Vision plays an important role in our lives and wheeled robot. However, accurate and rapid image recognition is difficult to obtain. This study develops an intelligent recognition algorithm, including image capturing, image pre-processing, fuzzy inference and pattern recognition. In the proposed recognition scheme, the advantages of moment invariant can be maintained and the bottleneck can be improved by fuzzy inference. To verify the performance of the proposed architecture, the proposed algorithm is applied to the wheeled robots (FESTO Robotino) under Matlab and Labview software packages. The developing stage contains following three steps:
Steps 1: Utilizing Labview to start the camera of the controlled wheeled robots (FESTO Robotino) and to capture the image on fixed interval time.
Step 2: Utilizing Matlab to pre-process (binary) and post-process (pattern recognition) the captured image. The type and location of the image can be obtained via the calculation of moment invariant and the distance comparison with the built-in samples.
Step 3: Writing Matlab program to establish the fuzzy inference to calculate the turning angles of the controlled wheeled robot (FESTO Robotino) and save the angles into a document file. Then, the Labview’s interface program is started to execute to connect the computer and the controlled wheeled robot (FESTO Robotino) through wireless WiFi. Then, the captured turning angles are saved into another document file by Labview. Finally, the driven voltages of the motor are converted by Labview and sent to robot through WiFi.

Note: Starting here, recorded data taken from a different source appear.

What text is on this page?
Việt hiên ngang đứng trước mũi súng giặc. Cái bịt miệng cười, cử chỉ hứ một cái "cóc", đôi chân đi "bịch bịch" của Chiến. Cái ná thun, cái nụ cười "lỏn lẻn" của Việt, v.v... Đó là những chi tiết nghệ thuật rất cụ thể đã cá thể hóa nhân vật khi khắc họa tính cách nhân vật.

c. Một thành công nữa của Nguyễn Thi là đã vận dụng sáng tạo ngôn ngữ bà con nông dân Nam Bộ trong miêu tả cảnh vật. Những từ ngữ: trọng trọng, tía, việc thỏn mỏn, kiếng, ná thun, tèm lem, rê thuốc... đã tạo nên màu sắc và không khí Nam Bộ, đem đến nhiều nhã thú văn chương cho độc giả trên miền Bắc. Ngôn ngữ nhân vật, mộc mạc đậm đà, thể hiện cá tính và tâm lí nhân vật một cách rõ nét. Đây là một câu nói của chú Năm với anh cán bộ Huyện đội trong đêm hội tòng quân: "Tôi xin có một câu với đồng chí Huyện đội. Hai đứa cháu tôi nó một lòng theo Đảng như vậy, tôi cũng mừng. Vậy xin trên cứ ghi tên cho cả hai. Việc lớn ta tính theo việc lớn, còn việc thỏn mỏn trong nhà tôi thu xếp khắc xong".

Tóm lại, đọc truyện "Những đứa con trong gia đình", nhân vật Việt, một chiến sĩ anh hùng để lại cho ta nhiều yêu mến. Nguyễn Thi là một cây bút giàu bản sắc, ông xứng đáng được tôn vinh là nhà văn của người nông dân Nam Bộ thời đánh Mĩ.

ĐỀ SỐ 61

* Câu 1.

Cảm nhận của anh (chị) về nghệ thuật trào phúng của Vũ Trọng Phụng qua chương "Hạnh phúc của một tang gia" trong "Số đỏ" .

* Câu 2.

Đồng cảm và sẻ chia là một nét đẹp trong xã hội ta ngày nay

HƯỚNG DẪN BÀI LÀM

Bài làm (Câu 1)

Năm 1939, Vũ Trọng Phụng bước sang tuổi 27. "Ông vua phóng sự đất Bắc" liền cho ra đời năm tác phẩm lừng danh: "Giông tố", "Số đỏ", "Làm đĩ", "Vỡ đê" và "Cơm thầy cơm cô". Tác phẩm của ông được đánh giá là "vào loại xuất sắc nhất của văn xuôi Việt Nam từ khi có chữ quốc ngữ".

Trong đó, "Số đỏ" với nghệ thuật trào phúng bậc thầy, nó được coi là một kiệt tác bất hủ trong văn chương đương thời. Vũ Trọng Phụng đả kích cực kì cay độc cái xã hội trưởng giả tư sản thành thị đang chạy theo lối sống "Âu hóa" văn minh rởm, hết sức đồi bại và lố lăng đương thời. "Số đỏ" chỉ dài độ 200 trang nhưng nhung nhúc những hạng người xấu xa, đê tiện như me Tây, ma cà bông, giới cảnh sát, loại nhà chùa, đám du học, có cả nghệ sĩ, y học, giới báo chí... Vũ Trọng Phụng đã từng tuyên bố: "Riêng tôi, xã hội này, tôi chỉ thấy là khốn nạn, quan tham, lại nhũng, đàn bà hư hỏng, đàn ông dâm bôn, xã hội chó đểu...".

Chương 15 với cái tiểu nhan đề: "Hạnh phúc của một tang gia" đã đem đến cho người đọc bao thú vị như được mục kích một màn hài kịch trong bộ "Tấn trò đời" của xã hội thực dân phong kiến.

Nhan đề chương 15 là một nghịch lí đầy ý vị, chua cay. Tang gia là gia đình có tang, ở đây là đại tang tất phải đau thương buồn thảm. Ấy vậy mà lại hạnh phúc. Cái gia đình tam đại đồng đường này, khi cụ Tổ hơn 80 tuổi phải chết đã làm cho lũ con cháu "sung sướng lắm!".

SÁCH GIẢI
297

In this thesis, the technologies of Matlab, fuzzy inference and moment invariant has been combined successfully to classify and identify an image. And also the Labview interface program has been successfully executed to capture the image, access the turning angles and convert driving voltages of the wheeled robot (FESTO Robotino). In the future, the performance can be further enhanced by embedding additional image pre-processing mechanisms to promote the recognition capability and to improve tracking accuracy of the robot in practical application.